Pilar sonrió y le soltó la mano.

—No le encontrarán nunca. Lo malo es el Sordo. ¿No se puede hacer nada?

—Nada.

—¡Pobre! —exclamó ella—. Quería mucho al Sordo. ¿Estás seguro, seguro de que está j...?

—Sí, he visto mucha caballería.

—¿Más de la que vino por aquí?

—Un destacamento más que subía allá arriba.

—Escucha —dijo Pilar—. ¡Pobre, pobre Sordo!

Escucharon el tiroteo.

—Primitivo quería ir —dijo Robert Jordan.

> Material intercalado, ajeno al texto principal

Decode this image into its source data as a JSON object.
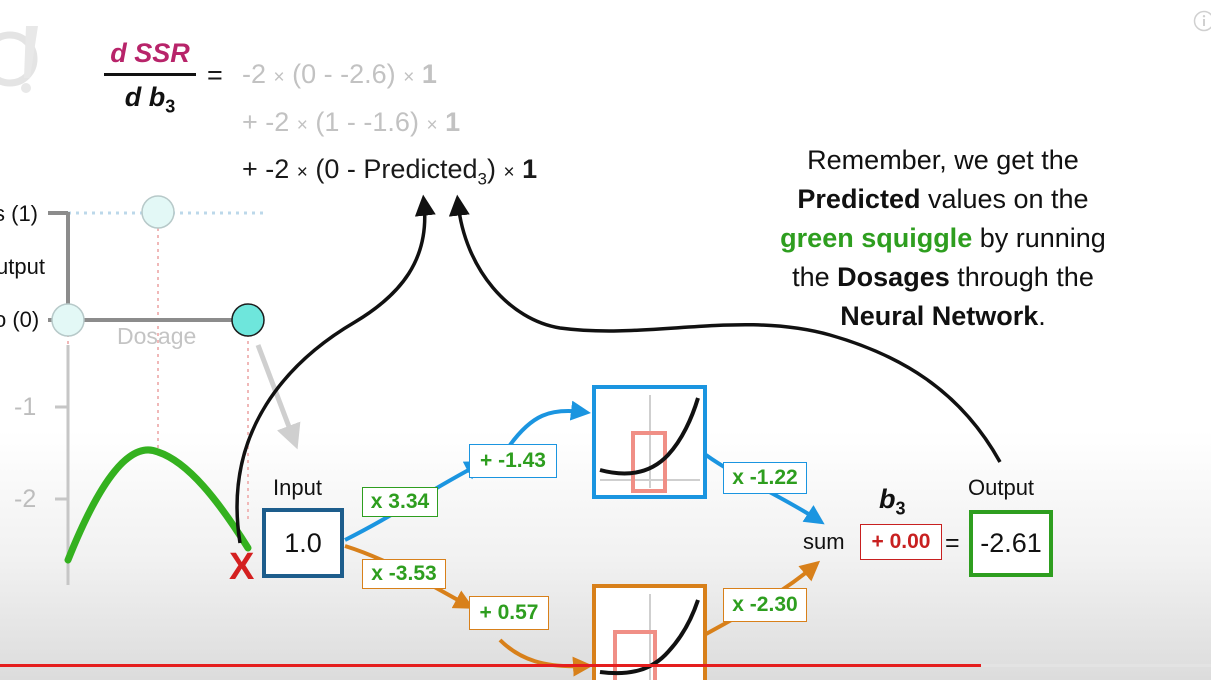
{
  "equation": {
    "numerator": "d SSR",
    "denominator": "d b",
    "denominator_sub": "3",
    "equals": "=",
    "terms": [
      {
        "lead": "-2",
        "x1": "×",
        "paren": "(0 - -2.6)",
        "x2": "×",
        "one": "1",
        "faded": true
      },
      {
        "lead": "+ -2",
        "x1": "×",
        "paren": "(1 - -1.6)",
        "x2": "×",
        "one": "1",
        "faded": true
      },
      {
        "lead": "+ -2",
        "x1": "×",
        "paren_open": "(0 - Predicted",
        "paren_sub": "3",
        "paren_close": ")",
        "x2": "×",
        "one": "1",
        "faded": false
      }
    ]
  },
  "note": {
    "l1": "Remember, we get the",
    "l2_bold": "Predicted",
    "l2_rest": " values on the",
    "l3_green": "green squiggle",
    "l3_rest": " by running",
    "l4_pre": "the ",
    "l4_bold": "Dosages",
    "l4_rest": " through the",
    "l5_bold": "Neural Network",
    "l5_rest": "."
  },
  "graph": {
    "label_top": "s (1)",
    "label_mid": "utput",
    "label_bottom": "o (0)",
    "xlabel": "Dosage",
    "tick_neg1": "-1",
    "tick_neg2": "-2"
  },
  "network": {
    "input_label": "Input",
    "input_value": "1.0",
    "w_top_in": "x 3.34",
    "b_top": "+ -1.43",
    "w_top_out": "x -1.22",
    "w_bot_in": "x -3.53",
    "b_bot": "+ 0.57",
    "w_bot_out": "x -2.30",
    "sum_label": "sum",
    "b3_label": "b",
    "b3_sub": "3",
    "b3_value": "+ 0.00",
    "equals": "=",
    "output_label": "Output",
    "output_value": "-2.61",
    "x_mark": "X"
  },
  "colors": {
    "blue": "#1b95e0",
    "orange": "#d8801a",
    "green": "#2e9e1f",
    "red": "#c82020",
    "navy": "#1d5d8c",
    "magenta": "#b8246a"
  },
  "progress": {
    "fraction": 0.81
  }
}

—¿Estás loco? —preguntó Pilar al hombre de la cara aplastada—. ¿Qué clase de locos estamos criando por aquí?

—Querría ir a ayudarles.

—¡Qué va! Otro romántico. ¿No te parece que vas a morir lo bastante aprisa sin necesidad de hacer viajes inútiles?

Robert Jordan la miró, observó su cara, ancha y morena, con los pómulos altos, como los de los indios, los ojos oscuros, muy separados, y la boca burlona, con el labio inferior grueso y amargo.

—Pórtate como un hombre —le dijo a Primitivo—. Como una persona mayor. Piensa en tus cabellos grises.

—No te burles de mí —dijo Primitivo hoscamente—. Por poco corazón y poca imaginación que uno tenga...

—Hay que aprender a hacerlos callar —dijo Pilar—. Ya morirás pronto con nosotros, hombre; no hay necesidad de ir a buscar complicaciones con los forasteros. En cuanto a la imaginación, el gitano la tiene para todos. Vaya un puñetero romance que me ha contado.

—Si hubieras visto lo que pasó no hablarías de romance —dijo Primitivo—. Nos hemos escapado por un pelo.

—¡Qué va! —siguió Pilar—. Algunos jinetes llegaron hasta aquí y luego se fueron y vosotros os habéis creído unos héroes. A eso hemos llegado, a fuerza de no hacer nada.

—¿Y eso del Sordo no es grave? —preguntó Primitivo con desprecio.

Sufría visiblemente cada vez que el viento le llevaba el ruido del tiroteo, y hubiera querido ir allí o al menos que Pilar se callara y le dejase en paz.

—¿Total, qué? —dijo Pilar—. Le ha llegado, así es que no pierdas tus c... por la desdicha de los otros.

—Vete a la mierda —dijo Primitivo—; hay mujeres de una estupidez y una brutalidad insoportables.

—Es para hacer juego con los hombres de pocos c... —replicó Pilar—. Si no hay nada que ver, me iré.

En aquellos momentos, Robert Jordan oyó el rumor de un avión que volaba a gran altura. Levantó la cabeza. Parecía el mismo aparato de observación que había visto a primera hora de la mañana. Volvía de las líneas y se iba hacia la altiplanicie en que el Sordo estaba siendo atacado.